The line came to me as I was on a run and I felt like I had to continue to translate the algorithm into plain speech. What if each line of code could be translated into pseudocode into a way that expressed the human desire behind the algorithm in poetic terms. The method I would land on would be something between allegory and impressionism. It was allegorical in the sense that I was trying to write poems that followed the homology of the algorithm – changing out the content for poetic images. And it was impressionistic in the sense that sometimes I just inserted my own ideas into the poems, things that occurred to me as I thought about the algorithm.

When I started writing the poems, it occurred to me that I was doing a thing that most people would think is strange, perhaps objectionable or just boring. But I became so engrossed in the project, that I eventually forgot that perspective. As I wrote more and more poems, I lost the ability to think “How would the average poetry reader think about this poem?” because I was translating between these unconnected domains.

Retrospectively, there is doubtless something monstrous about the project. It feels important to clarify that I never had the intention of romantaicizing code. Vikram Chandra has this moment in Geek Sublime where he mocks the idea of the “poet-programmer.” And I think that’s fair, especially in the context of his nuanced discussion of aesthetics. But I remain convinced that there’s something interesting in the world of algorithms that can be brought out by poetry. If geology or astrophysics or microbiology can be the subject of poetry, why not algorithms?
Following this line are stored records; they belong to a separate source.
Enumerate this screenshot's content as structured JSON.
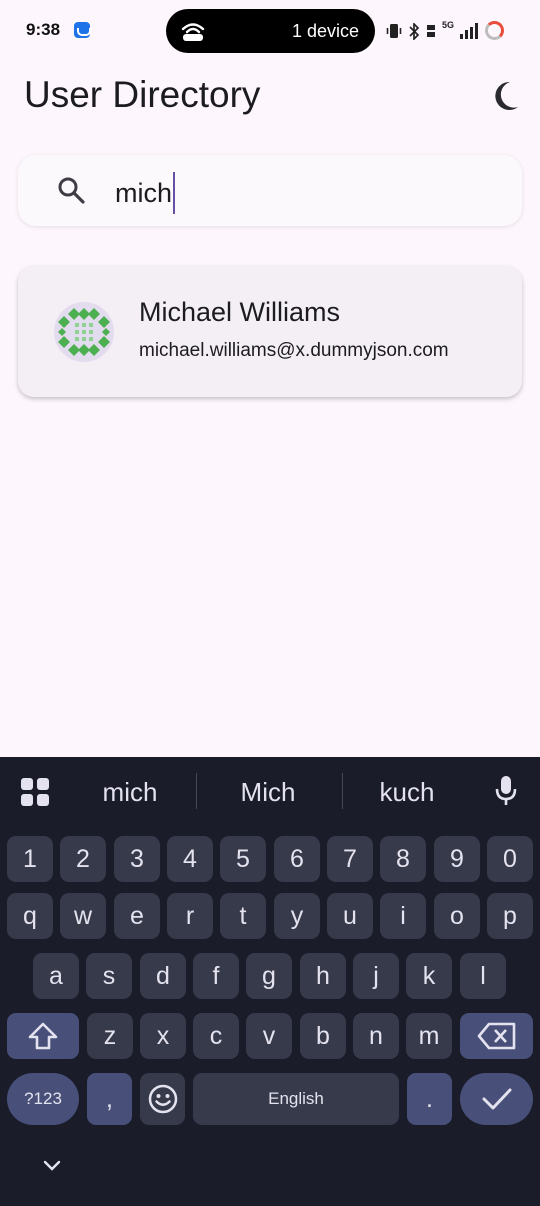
{
  "status_bar": {
    "time": "9:38",
    "island_text": "1 device",
    "network": "5G"
  },
  "app_bar": {
    "title": "User Directory",
    "theme_icon": "moon-icon"
  },
  "search": {
    "value": "mich",
    "icon": "search-icon"
  },
  "results": [
    {
      "name": "Michael Williams",
      "email": "michael.williams@x.dummyjson.com"
    }
  ],
  "keyboard": {
    "suggestions": [
      "mich",
      "Mich",
      "kuch"
    ],
    "number_row": [
      "1",
      "2",
      "3",
      "4",
      "5",
      "6",
      "7",
      "8",
      "9",
      "0"
    ],
    "row1": [
      "q",
      "w",
      "e",
      "r",
      "t",
      "y",
      "u",
      "i",
      "o",
      "p"
    ],
    "row2": [
      "a",
      "s",
      "d",
      "f",
      "g",
      "h",
      "j",
      "k",
      "l"
    ],
    "row3": [
      "z",
      "x",
      "c",
      "v",
      "b",
      "n",
      "m"
    ],
    "symbols_key": "?123",
    "comma_key": ",",
    "space_label": "English",
    "period_key": ".",
    "colors": {
      "background": "#1a1c29",
      "key": "#373a4b",
      "special_key": "#48507a",
      "text": "#e3e2ee"
    }
  },
  "colors": {
    "page_background": "#fdf6fc",
    "accent": "#6750a4",
    "card_background": "#f4eff4"
  }
}
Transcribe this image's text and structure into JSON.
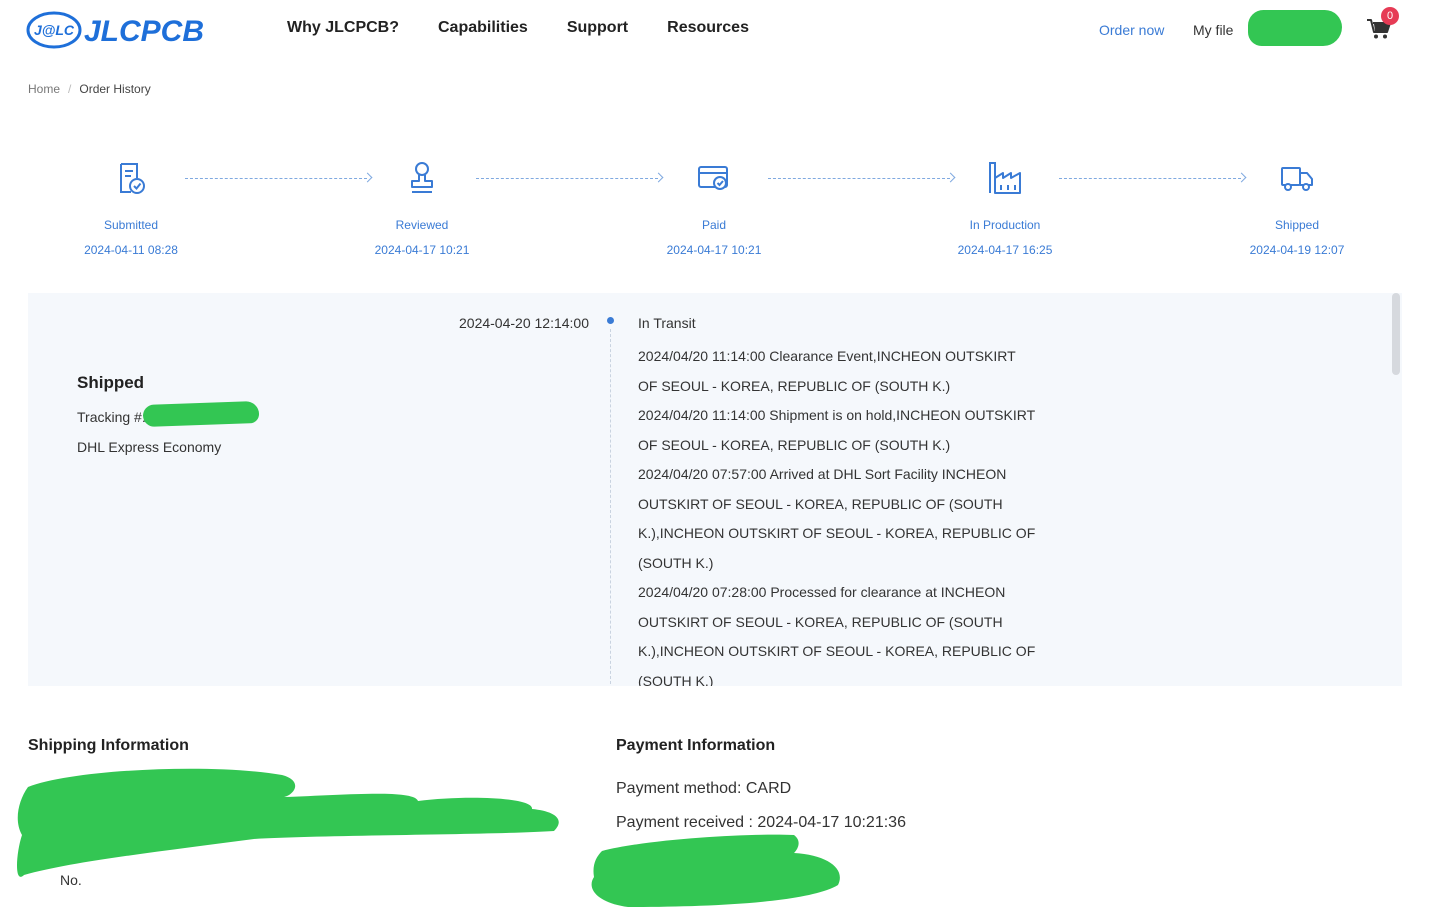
{
  "brand": {
    "name": "JLCPCB",
    "mark": "J@LC"
  },
  "nav": [
    {
      "label": "Why JLCPCB?"
    },
    {
      "label": "Capabilities"
    },
    {
      "label": "Support"
    },
    {
      "label": "Resources"
    }
  ],
  "header": {
    "order_now": "Order now",
    "my_file": "My file",
    "cart_count": "0"
  },
  "breadcrumb": {
    "home": "Home",
    "separator": "/",
    "current": "Order History"
  },
  "steps": [
    {
      "label": "Submitted",
      "date": "2024-04-11 08:28",
      "icon": "document-check-icon"
    },
    {
      "label": "Reviewed",
      "date": "2024-04-17 10:21",
      "icon": "stamp-icon"
    },
    {
      "label": "Paid",
      "date": "2024-04-17 10:21",
      "icon": "card-check-icon"
    },
    {
      "label": "In Production",
      "date": "2024-04-17 16:25",
      "icon": "factory-icon"
    },
    {
      "label": "Shipped",
      "date": "2024-04-19 12:07",
      "icon": "truck-icon"
    }
  ],
  "tracking": {
    "title": "Shipped",
    "tracking_label": "Tracking #:",
    "carrier": "DHL Express Economy",
    "latest_time": "2024-04-20 12:14:00",
    "latest_status": "In Transit",
    "events": [
      "2024/04/20 11:14:00 Clearance Event,INCHEON OUTSKIRT OF SEOUL - KOREA, REPUBLIC OF (SOUTH K.)",
      "2024/04/20 11:14:00 Shipment is on hold,INCHEON OUTSKIRT OF SEOUL - KOREA, REPUBLIC OF (SOUTH K.)",
      "2024/04/20 07:57:00 Arrived at DHL Sort Facility INCHEON OUTSKIRT OF SEOUL - KOREA, REPUBLIC OF (SOUTH K.),INCHEON OUTSKIRT OF SEOUL - KOREA, REPUBLIC OF (SOUTH K.)",
      "2024/04/20 07:28:00 Processed for clearance at INCHEON OUTSKIRT OF SEOUL - KOREA, REPUBLIC OF (SOUTH K.),INCHEON OUTSKIRT OF SEOUL - KOREA, REPUBLIC OF (SOUTH K.)"
    ]
  },
  "shipping": {
    "title": "Shipping Information",
    "stub": "No."
  },
  "payment": {
    "title": "Payment Information",
    "method": "Payment method: CARD",
    "received": "Payment received : 2024-04-17 10:21:36"
  },
  "colors": {
    "accent": "#3a7bd5",
    "redaction": "#33c653",
    "badge": "#e63b55",
    "panel": "#f5f8fc"
  }
}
I agree with Chandra that the idea of the “poet-programmer” is ridiculous and many software engineers have an impoverished view of literature. But if one of the deficits of the programmer is that they think they know everything about art, we also have to admit that many humanists have little respect for the complexities and depths of code.

When Chandra says that the “the culture of art-making may be in fact foreign to them,” I recognize a resistance to the imperialism of the tech industry, its easy cooptation of the language of art and culture. But I also worry that there is an elitism or a kind of gatekeeping in depicting programmers as philistines who can’t appreciate art. Ultimately, I think that both domains would do well to learn from one another.